Existing visual in-context learning methods often rely on a single optimal prompt or simplistic fusion strategies, which fail to fully exploit diverse contextual information and thereby limit model reasoning capabilities. To address this limitation, this work proposes a multi-combination collaborative fusion framework that constructs three distinct contextual representation branches, each derived from different high-quality prompt combinations. Furthermore, the authors introduce a novel MULTI-VQGAN architecture designed to jointly parse multi-source collaborative signals, enabling a sophisticated multi-branch, multi-combination context fusion mechanism. Extensive experiments demonstrate that the proposed approach significantly enhances generalization, robustness, and accuracy across various tasks—including foreground segmentation, single-object detection, and image colorization—outperforming current state-of-the-art methods.
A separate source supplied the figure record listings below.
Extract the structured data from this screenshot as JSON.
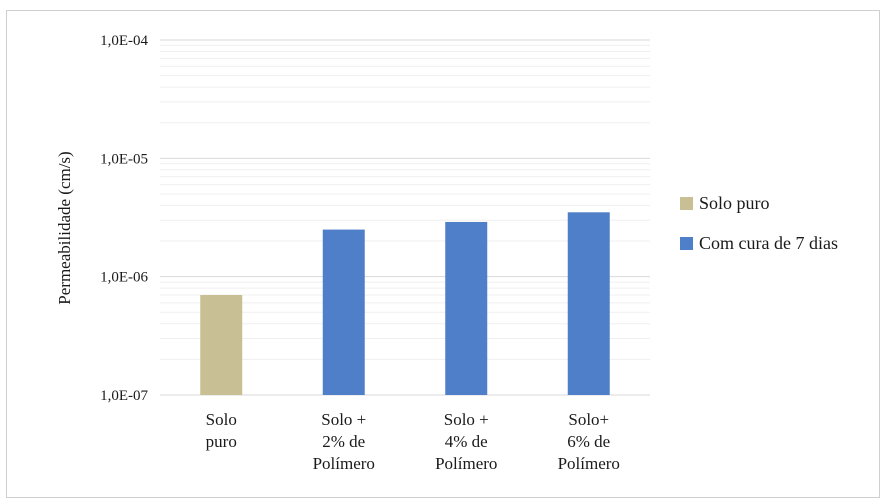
{
  "chart_data": {
    "type": "bar",
    "title": "",
    "ylabel": "Permeabilidade (cm/s)",
    "xlabel": "",
    "yscale": "log",
    "ylim": [
      1e-07,
      0.0001
    ],
    "y_ticks": [
      "1,0E-04",
      "1,0E-05",
      "1,0E-06",
      "1,0E-07"
    ],
    "y_tick_values": [
      0.0001,
      1e-05,
      1e-06,
      1e-07
    ],
    "grid": true,
    "legend_position": "right",
    "categories": [
      [
        "Solo",
        "puro"
      ],
      [
        "Solo +",
        "2% de",
        "Polímero"
      ],
      [
        "Solo +",
        "4% de",
        "Polímero"
      ],
      [
        "Solo+",
        "6% de",
        "Polímero"
      ]
    ],
    "series": [
      {
        "name": "Solo puro",
        "color": "#c9bf94",
        "values": [
          7e-07,
          null,
          null,
          null
        ]
      },
      {
        "name": "Com cura de 7 dias",
        "color": "#4f7fc8",
        "values": [
          null,
          2.5e-06,
          2.9e-06,
          3.5e-06
        ]
      }
    ]
  }
}
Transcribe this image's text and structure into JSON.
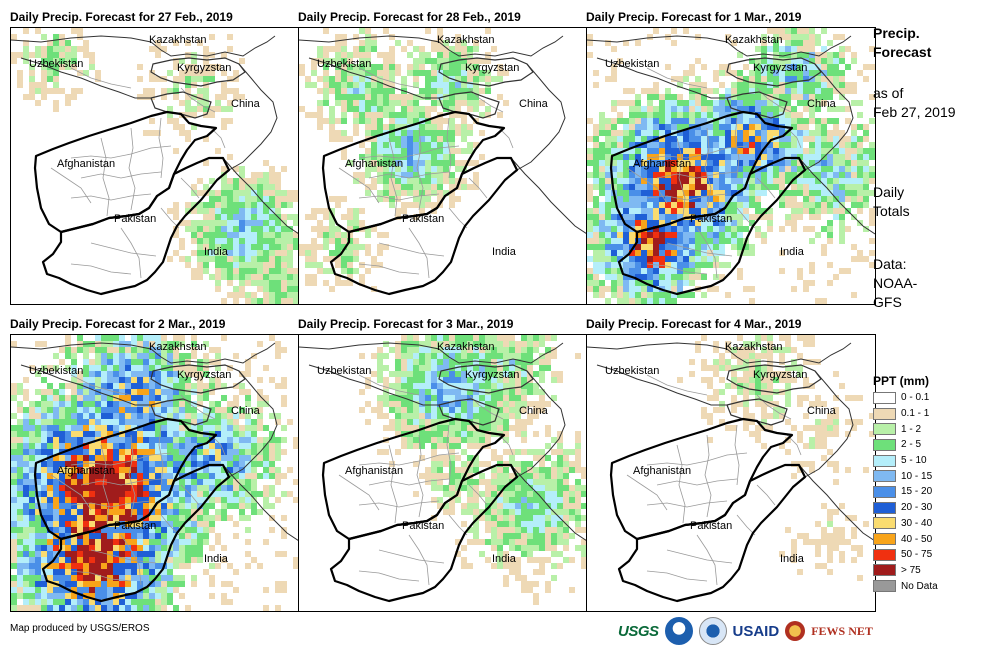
{
  "panels": [
    {
      "title": "Daily Precip. Forecast for 27 Feb., 2019"
    },
    {
      "title": "Daily Precip. Forecast for 28 Feb., 2019"
    },
    {
      "title": "Daily Precip. Forecast for 1 Mar., 2019"
    },
    {
      "title": "Daily Precip. Forecast for 2 Mar., 2019"
    },
    {
      "title": "Daily Precip. Forecast for 3 Mar., 2019"
    },
    {
      "title": "Daily Precip. Forecast for 4 Mar., 2019"
    }
  ],
  "map_labels": {
    "kazakhstan": "Kazakhstan",
    "uzbekistan": "Uzbekistan",
    "kyrgyzstan": "Kyrgyzstan",
    "china": "China",
    "afghanistan": "Afghanistan",
    "pakistan": "Pakistan",
    "india": "India"
  },
  "side": {
    "title_line1": "Precip.",
    "title_line2": "Forecast",
    "asof_line1": "as of",
    "asof_line2": "Feb 27, 2019",
    "totals_line1": "Daily",
    "totals_line2": "Totals",
    "data_line1": "Data:",
    "data_line2": "NOAA-",
    "data_line3": "GFS"
  },
  "legend": {
    "title": "PPT (mm)",
    "items": [
      {
        "label": "0 - 0.1",
        "color": "#ffffff"
      },
      {
        "label": "0.1 - 1",
        "color": "#eed9b5"
      },
      {
        "label": "1 - 2",
        "color": "#b8f0a8"
      },
      {
        "label": "2 - 5",
        "color": "#6ee07a"
      },
      {
        "label": "5 - 10",
        "color": "#b4eefa"
      },
      {
        "label": "10 - 15",
        "color": "#7fb9f2"
      },
      {
        "label": "15 - 20",
        "color": "#4a8fe8"
      },
      {
        "label": "20 - 30",
        "color": "#1f5fd6"
      },
      {
        "label": "30 - 40",
        "color": "#fadc70"
      },
      {
        "label": "40 - 50",
        "color": "#f8a41a"
      },
      {
        "label": "50 - 75",
        "color": "#f03010"
      },
      {
        "label": "> 75",
        "color": "#a01c1c"
      },
      {
        "label": "No Data",
        "color": "#999999"
      }
    ]
  },
  "credit": "Map produced by USGS/EROS",
  "logos": {
    "usgs": "USGS",
    "usaid": "USAID",
    "fews": "FEWS NET"
  },
  "intensity": [
    0.35,
    0.45,
    0.8,
    0.9,
    0.45,
    0.15
  ]
}
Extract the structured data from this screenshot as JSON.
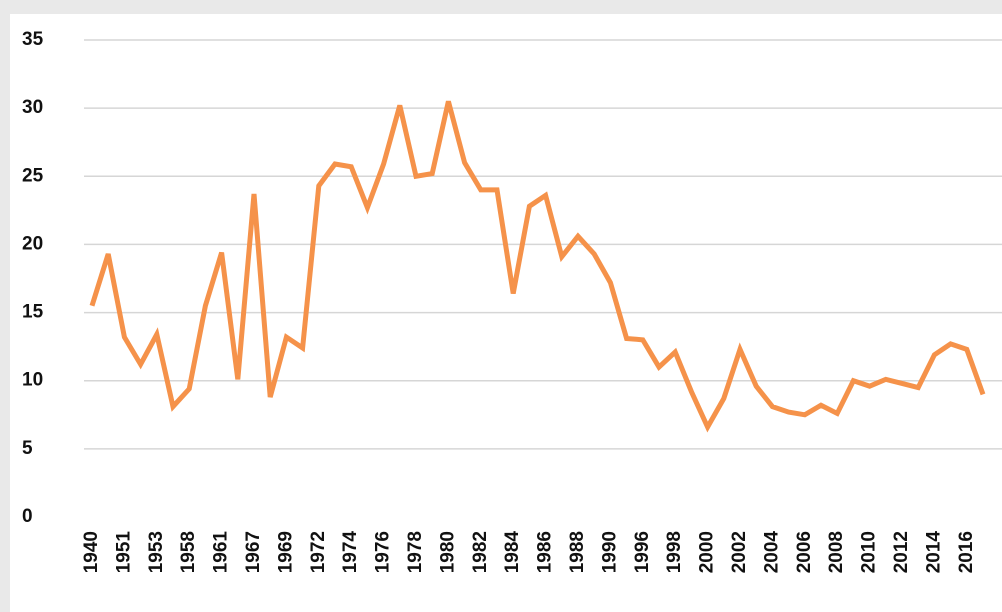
{
  "chart_data": {
    "type": "line",
    "categories": [
      "1940",
      null,
      "1951",
      null,
      "1953",
      null,
      "1958",
      null,
      "1961",
      null,
      "1967",
      null,
      "1969",
      null,
      "1972",
      null,
      "1974",
      null,
      "1976",
      null,
      "1978",
      null,
      "1980",
      null,
      "1982",
      null,
      "1984",
      null,
      "1986",
      null,
      "1988",
      null,
      "1990",
      null,
      "1996",
      null,
      "1998",
      null,
      "2000",
      null,
      "2002",
      null,
      "2004",
      null,
      "2006",
      null,
      "2008",
      null,
      "2010",
      null,
      "2012",
      null,
      "2014",
      null,
      "2016",
      null
    ],
    "series": [
      {
        "name": "value",
        "color": "#f5924a",
        "values": [
          15.5,
          19.3,
          13.2,
          11.2,
          13.4,
          8.1,
          9.4,
          15.5,
          19.4,
          10.1,
          23.7,
          8.8,
          13.2,
          12.4,
          24.3,
          25.9,
          25.7,
          22.7,
          25.9,
          30.2,
          25.0,
          25.2,
          30.5,
          26.0,
          24.0,
          24.0,
          16.4,
          22.8,
          23.6,
          19.1,
          20.6,
          19.3,
          17.2,
          13.1,
          13.0,
          11.0,
          12.1,
          9.2,
          6.6,
          8.7,
          12.3,
          9.6,
          8.1,
          7.7,
          7.5,
          8.2,
          7.6,
          10.0,
          9.6,
          10.1,
          9.8,
          9.5,
          11.9,
          12.7,
          12.3,
          9.0
        ]
      }
    ],
    "ylim": [
      0,
      35
    ],
    "yticks": [
      0,
      5,
      10,
      15,
      20,
      25,
      30,
      35
    ],
    "grid": true
  }
}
Visual In-Context Learning (VICL) has emerged as a powerful paradigm, enabling models to perform novel visual tasks by learning from in-context examples. The dominant"retrieve-then-prompt"approach typically relies on selecting the single best visual prompt, a practice that often discards valuable contextual information from other suitable candidates. While recent work has explored fusing the top-K prompts into a single, enhanced representation, this still simply collapses multiple rich signals into one, limiting the model's reasoning capability. We argue that a more multi-faceted, collaborative fusion is required to unlock the full potential of these diverse contexts. To address this limitation, we introduce a novel framework that moves beyond single-prompt fusion towards an multi-combination collaborative fusion. Instead of collapsing multiple prompts into one, our method generates three contextual representation branches, each formed by integrating information from different combinations of top-quality prompts. These complementary guidance signals are then fed into proposed MULTI-VQGAN architecture, which is designed to jointly interpret and utilize collaborative information from multiple sources. Extensive experiments on diverse tasks, including foreground segmentation, single-object detection, and image colorization, highlight its strong cross-task generalization, effective contextual fusion, and ability to produce more robust and accurate predictions than existing methods.